Given a quadratic space $(V, q)$, and an orthogonal transformation $\sigma \in O(V,q)$, the spinor norm of $\sigma$ is nonzero if and only if $\sigma$ is not in the image of the canonical map $Pin(V,q) \to O(V,q)$. If $\sigma \in SO(V,q)$, we can say the same using the map $Spin(V,q) \to SO(V,q)$. It is a refined way to measure the failure of an element to come from the spin group, and you can view it as a boundary map in Galois cohomology (see, e.g., Wikipedia).
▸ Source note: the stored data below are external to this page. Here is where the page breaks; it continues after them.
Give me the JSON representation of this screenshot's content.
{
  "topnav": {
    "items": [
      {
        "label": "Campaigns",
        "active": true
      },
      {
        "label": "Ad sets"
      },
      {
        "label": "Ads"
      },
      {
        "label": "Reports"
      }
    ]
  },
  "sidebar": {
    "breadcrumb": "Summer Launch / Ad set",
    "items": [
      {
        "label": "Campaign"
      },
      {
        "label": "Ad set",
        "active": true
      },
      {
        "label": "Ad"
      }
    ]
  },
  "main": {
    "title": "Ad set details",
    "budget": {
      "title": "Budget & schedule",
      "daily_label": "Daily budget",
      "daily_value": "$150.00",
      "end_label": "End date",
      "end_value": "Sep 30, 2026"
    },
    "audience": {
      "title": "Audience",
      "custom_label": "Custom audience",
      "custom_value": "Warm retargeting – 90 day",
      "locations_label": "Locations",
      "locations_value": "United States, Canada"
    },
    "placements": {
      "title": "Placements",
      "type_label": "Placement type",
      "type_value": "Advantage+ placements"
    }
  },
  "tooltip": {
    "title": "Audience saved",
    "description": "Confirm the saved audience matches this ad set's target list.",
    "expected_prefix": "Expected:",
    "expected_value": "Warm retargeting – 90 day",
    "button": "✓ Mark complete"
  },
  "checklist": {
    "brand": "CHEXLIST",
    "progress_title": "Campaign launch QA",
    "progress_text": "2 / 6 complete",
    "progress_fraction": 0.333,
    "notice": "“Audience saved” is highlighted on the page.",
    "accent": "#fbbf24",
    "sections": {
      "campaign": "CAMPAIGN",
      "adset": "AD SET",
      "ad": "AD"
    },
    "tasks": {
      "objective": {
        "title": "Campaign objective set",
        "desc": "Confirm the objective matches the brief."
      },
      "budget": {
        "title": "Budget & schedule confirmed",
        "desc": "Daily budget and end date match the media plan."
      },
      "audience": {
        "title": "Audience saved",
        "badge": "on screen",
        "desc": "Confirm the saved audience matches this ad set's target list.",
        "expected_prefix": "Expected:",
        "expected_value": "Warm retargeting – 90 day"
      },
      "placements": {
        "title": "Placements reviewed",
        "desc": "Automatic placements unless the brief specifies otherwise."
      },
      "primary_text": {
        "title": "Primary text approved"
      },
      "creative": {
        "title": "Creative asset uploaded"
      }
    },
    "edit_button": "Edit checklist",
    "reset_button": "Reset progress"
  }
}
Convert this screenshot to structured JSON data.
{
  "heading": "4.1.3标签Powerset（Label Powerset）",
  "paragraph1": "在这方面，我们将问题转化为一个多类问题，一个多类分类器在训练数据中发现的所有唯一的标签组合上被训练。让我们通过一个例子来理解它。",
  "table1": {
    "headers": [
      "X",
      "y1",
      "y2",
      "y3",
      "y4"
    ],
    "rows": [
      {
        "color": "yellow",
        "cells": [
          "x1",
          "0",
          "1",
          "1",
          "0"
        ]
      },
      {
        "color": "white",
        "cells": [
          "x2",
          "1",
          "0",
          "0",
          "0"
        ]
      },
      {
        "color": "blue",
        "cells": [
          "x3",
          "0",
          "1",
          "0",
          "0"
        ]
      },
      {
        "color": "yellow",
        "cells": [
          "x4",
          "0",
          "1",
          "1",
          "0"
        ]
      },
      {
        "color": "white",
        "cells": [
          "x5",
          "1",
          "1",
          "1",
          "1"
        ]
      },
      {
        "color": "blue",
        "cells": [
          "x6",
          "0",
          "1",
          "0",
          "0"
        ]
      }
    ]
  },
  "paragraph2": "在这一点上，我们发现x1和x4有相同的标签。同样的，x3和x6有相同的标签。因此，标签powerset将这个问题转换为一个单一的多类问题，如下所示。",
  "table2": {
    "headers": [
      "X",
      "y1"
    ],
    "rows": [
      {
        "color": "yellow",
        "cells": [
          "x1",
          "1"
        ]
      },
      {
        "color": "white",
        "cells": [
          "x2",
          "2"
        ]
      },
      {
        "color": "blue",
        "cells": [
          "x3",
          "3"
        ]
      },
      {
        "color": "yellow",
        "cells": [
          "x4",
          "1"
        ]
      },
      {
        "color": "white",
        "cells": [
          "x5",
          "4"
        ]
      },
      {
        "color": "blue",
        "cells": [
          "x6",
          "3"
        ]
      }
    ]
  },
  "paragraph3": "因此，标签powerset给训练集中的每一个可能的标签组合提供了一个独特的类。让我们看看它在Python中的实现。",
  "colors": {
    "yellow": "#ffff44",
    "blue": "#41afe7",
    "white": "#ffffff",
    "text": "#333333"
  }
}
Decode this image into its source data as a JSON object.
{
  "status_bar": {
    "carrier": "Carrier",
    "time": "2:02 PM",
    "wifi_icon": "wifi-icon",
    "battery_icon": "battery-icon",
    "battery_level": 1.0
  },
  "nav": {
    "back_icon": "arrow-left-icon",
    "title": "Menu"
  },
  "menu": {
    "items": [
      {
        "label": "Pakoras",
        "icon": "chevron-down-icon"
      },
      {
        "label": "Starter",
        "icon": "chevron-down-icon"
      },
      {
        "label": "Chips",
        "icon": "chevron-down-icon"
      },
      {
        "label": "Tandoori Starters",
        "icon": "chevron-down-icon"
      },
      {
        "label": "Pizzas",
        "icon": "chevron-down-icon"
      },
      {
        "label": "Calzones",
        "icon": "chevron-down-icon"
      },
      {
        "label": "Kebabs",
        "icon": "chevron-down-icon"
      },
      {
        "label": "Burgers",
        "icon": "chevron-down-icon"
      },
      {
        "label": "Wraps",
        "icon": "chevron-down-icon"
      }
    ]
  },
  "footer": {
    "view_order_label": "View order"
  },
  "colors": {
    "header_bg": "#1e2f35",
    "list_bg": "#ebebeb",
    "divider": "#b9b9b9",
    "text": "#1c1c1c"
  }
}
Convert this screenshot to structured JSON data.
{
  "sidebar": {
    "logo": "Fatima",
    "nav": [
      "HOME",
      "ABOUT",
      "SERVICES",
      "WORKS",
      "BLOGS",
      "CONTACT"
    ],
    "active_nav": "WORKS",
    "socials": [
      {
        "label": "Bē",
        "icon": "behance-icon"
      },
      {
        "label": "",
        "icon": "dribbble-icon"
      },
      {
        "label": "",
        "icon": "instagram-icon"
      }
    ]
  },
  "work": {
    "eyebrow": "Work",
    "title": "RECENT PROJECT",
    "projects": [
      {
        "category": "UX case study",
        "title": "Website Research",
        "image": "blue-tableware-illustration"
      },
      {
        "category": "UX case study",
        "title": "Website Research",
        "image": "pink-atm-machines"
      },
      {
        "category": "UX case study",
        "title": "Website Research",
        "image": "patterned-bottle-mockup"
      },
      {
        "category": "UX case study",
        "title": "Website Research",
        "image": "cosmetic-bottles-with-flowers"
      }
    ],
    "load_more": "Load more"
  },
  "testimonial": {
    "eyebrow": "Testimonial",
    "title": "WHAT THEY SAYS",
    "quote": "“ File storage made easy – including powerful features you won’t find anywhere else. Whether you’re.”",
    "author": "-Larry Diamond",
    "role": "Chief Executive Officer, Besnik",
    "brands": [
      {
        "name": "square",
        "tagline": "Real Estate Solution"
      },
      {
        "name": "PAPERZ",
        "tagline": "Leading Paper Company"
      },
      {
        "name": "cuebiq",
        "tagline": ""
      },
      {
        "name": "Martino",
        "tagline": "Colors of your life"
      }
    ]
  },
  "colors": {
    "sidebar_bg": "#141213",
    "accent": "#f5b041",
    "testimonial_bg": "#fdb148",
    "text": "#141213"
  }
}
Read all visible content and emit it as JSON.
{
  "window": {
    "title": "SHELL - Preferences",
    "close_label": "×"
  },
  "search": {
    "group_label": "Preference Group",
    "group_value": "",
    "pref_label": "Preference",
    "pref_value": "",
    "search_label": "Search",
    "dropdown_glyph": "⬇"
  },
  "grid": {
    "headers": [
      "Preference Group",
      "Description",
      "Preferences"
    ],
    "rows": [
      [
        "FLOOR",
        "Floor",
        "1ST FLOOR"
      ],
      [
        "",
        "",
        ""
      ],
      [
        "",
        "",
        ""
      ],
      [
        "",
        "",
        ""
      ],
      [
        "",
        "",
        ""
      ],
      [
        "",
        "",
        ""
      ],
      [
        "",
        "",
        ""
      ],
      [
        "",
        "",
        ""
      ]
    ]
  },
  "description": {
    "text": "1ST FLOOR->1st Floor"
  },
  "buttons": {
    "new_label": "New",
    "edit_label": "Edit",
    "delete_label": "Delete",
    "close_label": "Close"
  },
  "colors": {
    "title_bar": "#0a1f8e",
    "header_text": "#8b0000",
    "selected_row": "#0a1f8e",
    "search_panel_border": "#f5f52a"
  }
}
I don't know of a deep connection to physics, but it does come up in the following sense: if $(V,q)$ is an indefinite real space of dimension at least 3, like $\mathbb{R}^{3,1}$, then the pin group only has 2 connected components, while the orthogonal group has 4 - we can reflect in vectors of either positive or negative norm to get P or T type discrete symmetries. The pin group only maps to the subgroup of $O(3,1)$ generated by reflections in positive norm vectors, as these are precisely the transformations with positive spinor norm. The spin group is connected, and maps to the connected group $SO_0(3,1)$, while $SO(3,1)$ contains PT symmetries that reverse orientation of both space and time.

The spinor genus is a version of this that uses additional valuations - two lattices have the same spinor genus if for all completions you can transform the respective base changes by orthogonal transformations with trivial spinor genus.